Au moins il n'avait pas plus de mauvaises nouvelles à apporter.

"Ils sont en bonne santé. Ils se soucient de toi et m'ont demandé de tes nouvelles lorsque je redescendrait dans les galeries.

Je n'ai pas beaucoup vu la petite Lingi mais Banna m'a parlé pour elle."

Son regard sembla s'assombrir pendant une fraction de seconde, et les veines de son cou se gonflèrent légèrement.

"Le gamin voleur quant à lui... Je l'ai pas vu. On dirait qu'il m'évite. Arch m'a dit de te dire qu'il allait mieux et qu'il cicatrisait. Tant qu'il reste loin de mon chemin je suppose qu'il n'y a pas de soucis à se faire.

- Il s'appelle Kahn."

Mujin releva les yeux surpris.

Contre toute attente ceux de Sulk étaient plongés dans les siens et semblaient glacés.

Pendant une fraction de seconde Mujin crut sentir un frisson monter et un léger flash vif violet traverser les yeux de Sulk. La sensation s'estompa avant même que Mujin n'eut le temps de s'en rendre compte pleinement et Sulk baissa à nouveau les yeux.

Ce n'était pas bon, il avait agi impulsivement.

Assis en tailleurs dans son esprit, Sulk se donna un coup sec sur la cuisse.
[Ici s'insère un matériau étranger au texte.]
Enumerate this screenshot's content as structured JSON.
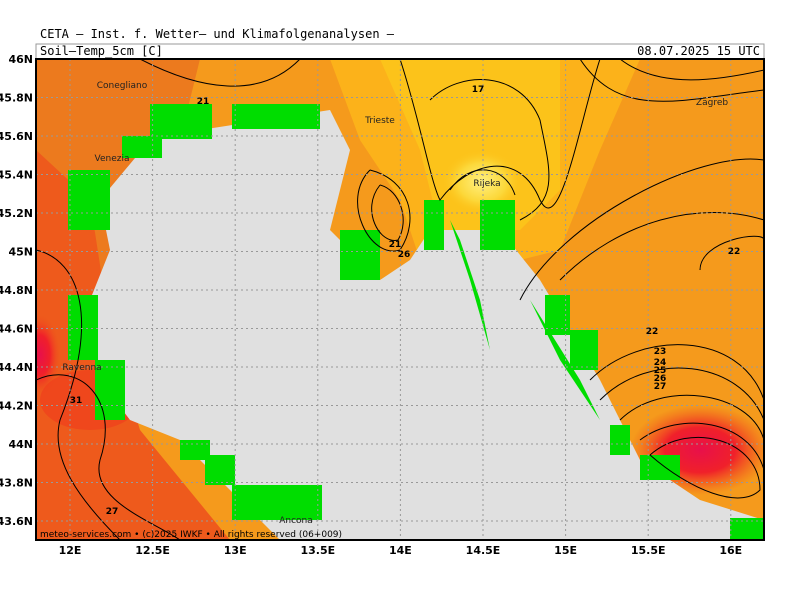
{
  "header": {
    "title": "CETA — Inst. f. Wetter— und Klimafolgenanalysen —",
    "parameter": "Soil—Temp_5cm [C]",
    "valid_time": "08.07.2025 15 UTC"
  },
  "axes": {
    "lon_ticks": [
      "12E",
      "12.5E",
      "13E",
      "13.5E",
      "14E",
      "14.5E",
      "15E",
      "15.5E",
      "16E"
    ],
    "lat_ticks": [
      "46N",
      "45.8N",
      "45.6N",
      "45.4N",
      "45.2N",
      "45N",
      "44.8N",
      "44.6N",
      "44.4N",
      "44.2N",
      "44N",
      "43.8N",
      "43.6N"
    ]
  },
  "places": [
    "Conegliano",
    "Venezia",
    "Trieste",
    "Rijeka",
    "Zagreb",
    "Ravenna",
    "Ancona"
  ],
  "contour_labels": [
    "21",
    "17",
    "21",
    "26",
    "22",
    "22",
    "23",
    "24",
    "25",
    "26",
    "27",
    "31",
    "27"
  ],
  "footer": "meteo-services.com • (c)2025 IWKF • All rights reserved (06+009)"
}
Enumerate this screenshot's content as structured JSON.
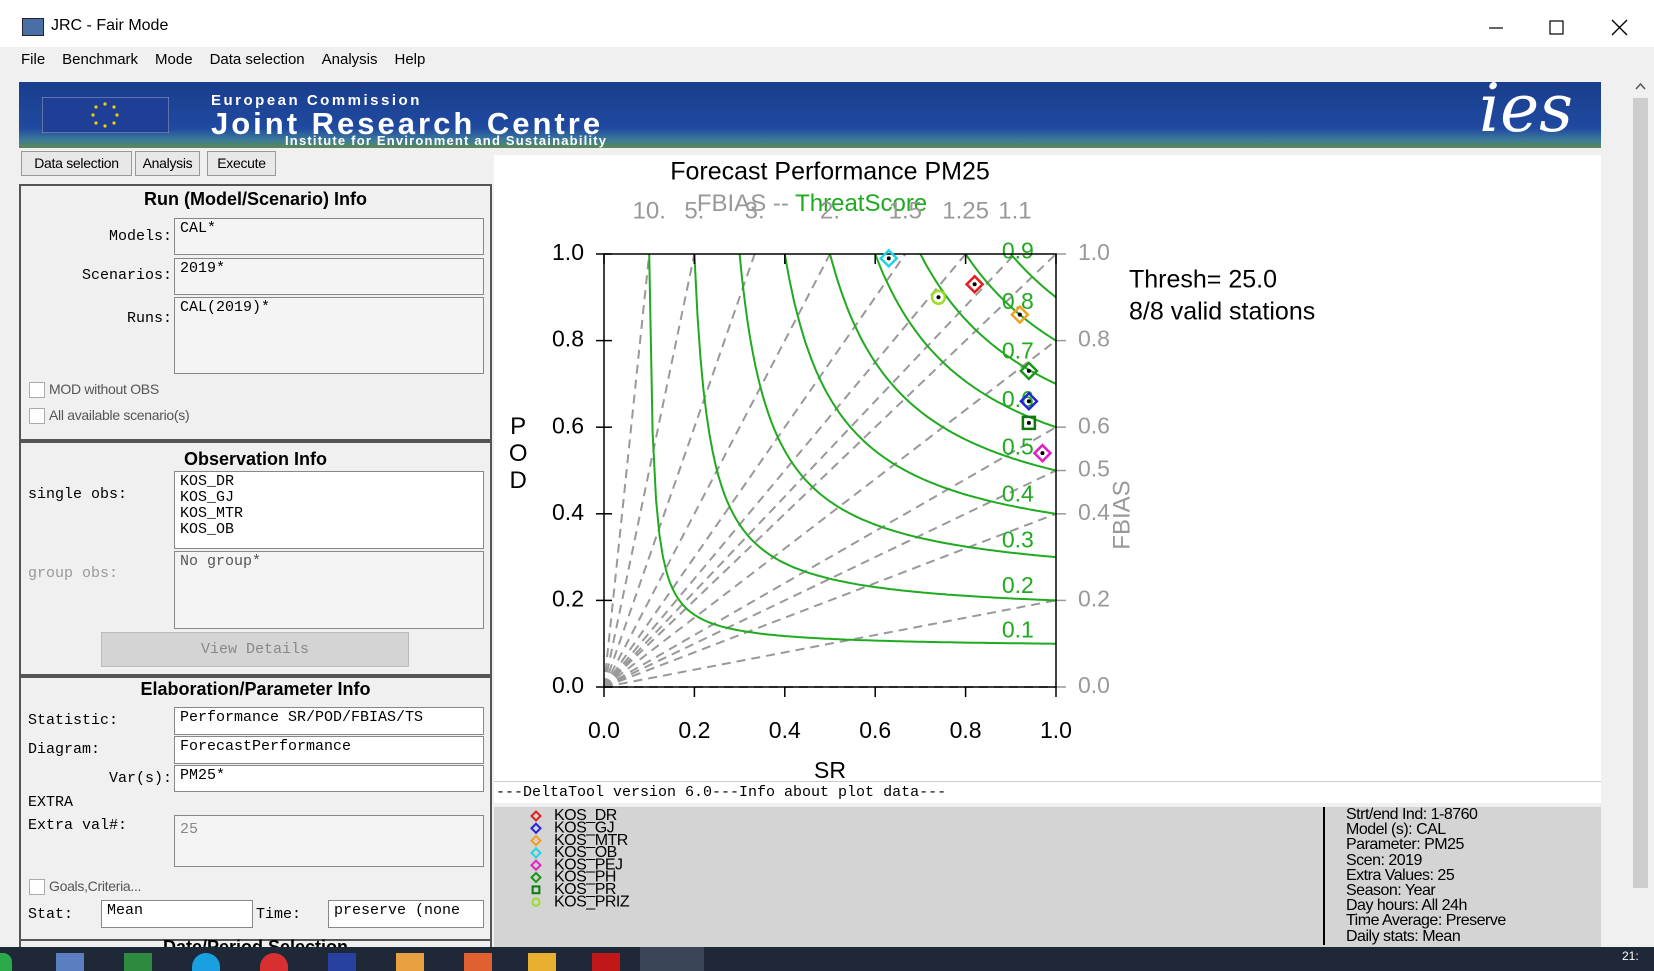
{
  "window": {
    "title": "JRC - Fair Mode"
  },
  "menu": [
    "File",
    "Benchmark",
    "Mode",
    "Data selection",
    "Analysis",
    "Help"
  ],
  "banner": {
    "org": "European Commission",
    "name": "Joint Research Centre",
    "institute": "Institute for Environment and Sustainability",
    "logo": "ies"
  },
  "tabs": [
    "Data selection",
    "Analysis",
    "Execute"
  ],
  "run_info": {
    "title": "Run (Model/Scenario) Info",
    "models_label": "Models:",
    "models": "CAL*",
    "scenarios_label": "Scenarios:",
    "scenarios": "2019*",
    "runs_label": "Runs:",
    "runs": "CAL(2019)*",
    "check1": "MOD without OBS",
    "check2": "All available scenario(s)"
  },
  "obs_info": {
    "title": "Observation Info",
    "single_label": "single obs:",
    "single": [
      "KOS_DR",
      "KOS_GJ",
      "KOS_MTR",
      "KOS_OB"
    ],
    "group_label": "group obs:",
    "group": "No group*",
    "button": "View Details"
  },
  "elab": {
    "title": "Elaboration/Parameter Info",
    "statistic_label": "Statistic:",
    "statistic": "Performance SR/POD/FBIAS/TS",
    "diagram_label": "Diagram:",
    "diagram": "ForecastPerformance",
    "vars_label": "Var(s):",
    "vars": "PM25*",
    "extra": "EXTRA",
    "extra_label": "Extra val#:",
    "extra_val": "25",
    "goals": "Goals,Criteria...",
    "stat_label": "Stat:",
    "stat": "Mean",
    "time_label": "Time:",
    "time": "preserve (none"
  },
  "date_title": "Date/Period Selection",
  "chart_data": {
    "type": "scatter",
    "title": "Forecast Performance  PM25",
    "subtitle_fbias": "FBIAS -- ",
    "subtitle_ts": "ThreatScore",
    "x_label": "SR",
    "y_label": "POD",
    "y2_label": "FBIAS",
    "xlim": [
      0,
      1
    ],
    "ylim": [
      0,
      1
    ],
    "xticks": [
      {
        "value": 0,
        "label": "0.0"
      },
      0.2,
      0.4,
      0.6,
      0.8,
      {
        "value": 1,
        "label": "1.0"
      }
    ],
    "yticks": [
      {
        "value": 0,
        "label": "0.0"
      },
      0.2,
      0.4,
      0.6,
      0.8,
      {
        "value": 1,
        "label": "1.0"
      }
    ],
    "fbias_lines": [
      {
        "value": 10,
        "label": "10."
      },
      {
        "value": 5,
        "label": "5."
      },
      {
        "value": 3,
        "label": "3."
      },
      {
        "value": 2,
        "label": "2."
      },
      1.5,
      1.25,
      1.1,
      {
        "value": 1,
        "label": "1.0"
      },
      0.8,
      0.6,
      0.5,
      0.4,
      0.2,
      {
        "value": 0,
        "label": "0.0"
      }
    ],
    "fbias_color": "#999999",
    "threat_score_lines": [
      0.1,
      0.2,
      0.3,
      0.4,
      0.5,
      0.6,
      0.7,
      0.8,
      0.9
    ],
    "threat_color": "#1faa1f",
    "annotations": [
      "Thresh= 25.0",
      "8/8 valid stations"
    ],
    "series": [
      {
        "name": "KOS_DR",
        "color": "#e32020",
        "marker": "diamond",
        "x": [
          0.82
        ],
        "values": [
          0.93
        ]
      },
      {
        "name": "KOS_GJ",
        "color": "#2424e0",
        "marker": "diamond",
        "x": [
          0.94
        ],
        "values": [
          0.66
        ]
      },
      {
        "name": "KOS_MTR",
        "color": "#f0a020",
        "marker": "diamond",
        "x": [
          0.92
        ],
        "values": [
          0.86
        ]
      },
      {
        "name": "KOS_OB",
        "color": "#20d4e4",
        "marker": "diamond",
        "x": [
          0.63
        ],
        "values": [
          0.99
        ]
      },
      {
        "name": "KOS_PEJ",
        "color": "#e020c4",
        "marker": "diamond",
        "x": [
          0.97
        ],
        "values": [
          0.54
        ]
      },
      {
        "name": "KOS_PH",
        "color": "#189818",
        "marker": "diamond",
        "x": [
          0.94
        ],
        "values": [
          0.73
        ]
      },
      {
        "name": "KOS_PR",
        "color": "#0c7a0c",
        "marker": "square",
        "x": [
          0.94
        ],
        "values": [
          0.61
        ]
      },
      {
        "name": "KOS_PRIZ",
        "color": "#98e020",
        "marker": "circle",
        "x": [
          0.74
        ],
        "values": [
          0.9
        ]
      }
    ]
  },
  "info": {
    "header": "---DeltaTool version 6.0---Info about plot data---",
    "details": [
      "Strt/end Ind: 1-8760",
      "Model (s): CAL",
      "Parameter: PM25",
      "Scen: 2019",
      "Extra Values: 25",
      "Season: Year",
      "Day hours: All 24h",
      "Time Average: Preserve",
      "Daily stats: Mean"
    ]
  },
  "taskbar": {
    "clock": "21:"
  }
}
Ce n'était pas le moment de casser l'illusion du mineur faible et sensible.

Kahn était son ami, et son seul.

Sans compter Arch qui était plus une sorte de parent pour lui et Lingi qui était... eh bien c'était Lingi.
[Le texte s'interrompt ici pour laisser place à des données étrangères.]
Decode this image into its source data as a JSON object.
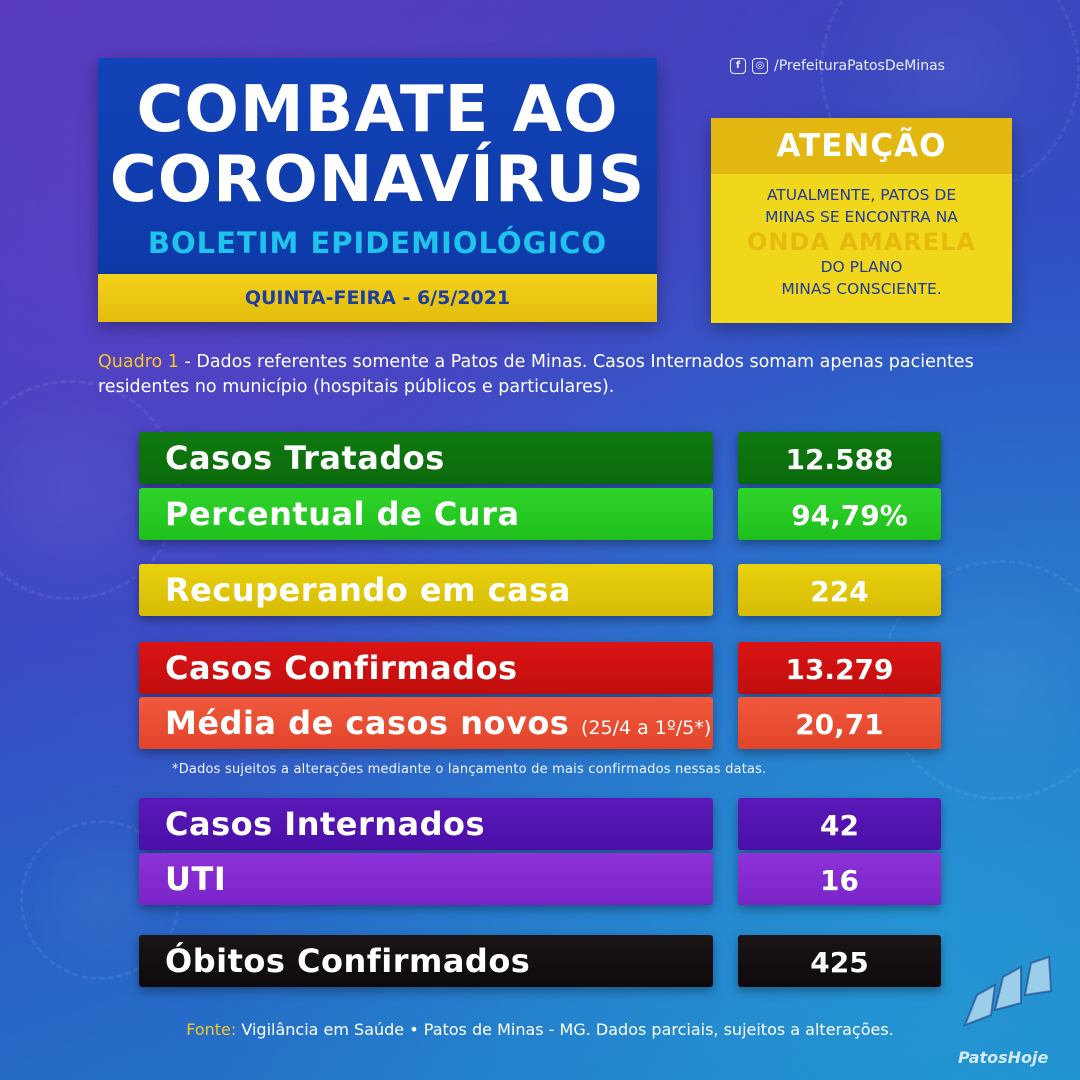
{
  "header": {
    "title_line1": "COMBATE AO",
    "title_line2": "CORONAVÍRUS",
    "subtitle": "BOLETIM EPIDEMIOLÓGICO",
    "date": "QUINTA-FEIRA - 6/5/2021"
  },
  "social": {
    "icons": [
      "facebook-icon",
      "instagram-icon"
    ],
    "handle": "/PrefeituraPatosDeMinas"
  },
  "attention": {
    "heading": "ATENÇÃO",
    "line1": "ATUALMENTE, PATOS DE",
    "line2": "MINAS SE ENCONTRA NA",
    "highlight": "ONDA AMARELA",
    "line3": "DO PLANO",
    "line4": "MINAS CONSCIENTE."
  },
  "note": {
    "lead": "Quadro 1",
    "text": " - Dados referentes somente a Patos de Minas. Casos Internados somam apenas pacientes residentes no município (hospitais públicos e particulares)."
  },
  "stats": {
    "casos_tratados": {
      "label": "Casos Tratados",
      "value": "12.588"
    },
    "percentual_cura": {
      "label": "Percentual de Cura",
      "value": "94,79%"
    },
    "recuperando": {
      "label": "Recuperando em casa",
      "value": "224"
    },
    "confirmados": {
      "label": "Casos Confirmados",
      "value": "13.279"
    },
    "media_novos": {
      "label": "Média de casos novos",
      "period": "(25/4 a 1º/5*)",
      "value": "20,71"
    },
    "internados": {
      "label": "Casos Internados",
      "value": "42"
    },
    "uti": {
      "label": "UTI",
      "value": "16"
    },
    "obitos": {
      "label": "Óbitos Confirmados",
      "value": "425"
    }
  },
  "footnote": "*Dados sujeitos a alterações mediante o lançamento de mais confirmados nessas datas.",
  "source": {
    "lead": "Fonte:",
    "text": " Vigilância em Saúde • Patos de Minas - MG. Dados parciais, sujeitos a alterações."
  },
  "brand": {
    "name": "PatosHoje"
  },
  "colors": {
    "green_dark": "#0a6a0a",
    "green_light": "#1fbf1c",
    "yellow": "#d7bc06",
    "red": "#c10e0e",
    "orange_red": "#e2442a",
    "purple_dark": "#4a10a8",
    "purple_light": "#7a24c8",
    "black": "#0e0a0c",
    "title_blue": "#0d3aa8",
    "accent_cyan": "#1fc4ec",
    "accent_yellow": "#f5c623"
  }
}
"Ex.. Excusez moi Officier Mujin. Je suis désolé."

Une fois de plus quelques larmes perlaient sous les yeux de Sulk qui avaient retrouvé leur teinte chaleureuse, sans aucune trace de la froideur perçante que Mujin avait presque aperçu une seconde auparavant.
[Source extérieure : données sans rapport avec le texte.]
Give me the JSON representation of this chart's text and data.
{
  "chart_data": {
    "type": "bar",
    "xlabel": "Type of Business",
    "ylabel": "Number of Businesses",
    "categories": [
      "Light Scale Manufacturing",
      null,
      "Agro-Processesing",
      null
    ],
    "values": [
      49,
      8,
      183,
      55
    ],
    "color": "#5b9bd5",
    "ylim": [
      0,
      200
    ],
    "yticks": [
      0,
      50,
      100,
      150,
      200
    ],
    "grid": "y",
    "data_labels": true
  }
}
"Non Sulk, je suis désolé. Tu n'as pas à l'être. Je sais que le gamin ne m'a jamais rien fait, c'est juste que les gens comme lui... Écoutes, oublie. Ce n'est pas important. Ton ami va bien, c'est tout ce qui compte."

Mujin s'empressa de changer de sujet.

Pendant l'instant suivant l'impression étrange que les yeux du garçon lui avait fait, il avait failli s'emporter à son tour.

Mais heureusement son instinct protecteur envers le garçon avait pris le dessus sur ses réflexes de contremaître. Après tout Sulk étaient visiblement affecté par son séjour dans la cellule qui ne faisait que commencer.

Mujin sentait qu'il valait mieux le laisser tranquille.

Une vague légèrement triste passa dans l'esprit de Mujin lorsqu'il réalisa que Sulk avait peur de lui.

Il ne se souvenait plus exactement quand le garçon avait commencé à l'appeler par son nom, sans l'appeler 'Officier' comme le faisaient la plupart des mineurs.

Mais dans la peur d'avoir contrarié la figure autoritaire devant lui, Sulk était retourné à cette adresse plus formelle.

En cet instant précis Sulk savait qu'il avait fait le bon choix.

Bien que loin d'être simple d'esprit, Mujin était un homme franc, et Sulk se rendit compte plus que jamais à quel point c'était facile de lire ses pensées sur son visage.

Peut être que son esprit était plus puissant à présent et qu'il détectait plus naturellement les mouvements du visage du garde.

Sulk sut que Mujin était peiné. Et c'était exactement ce qu'il voulait.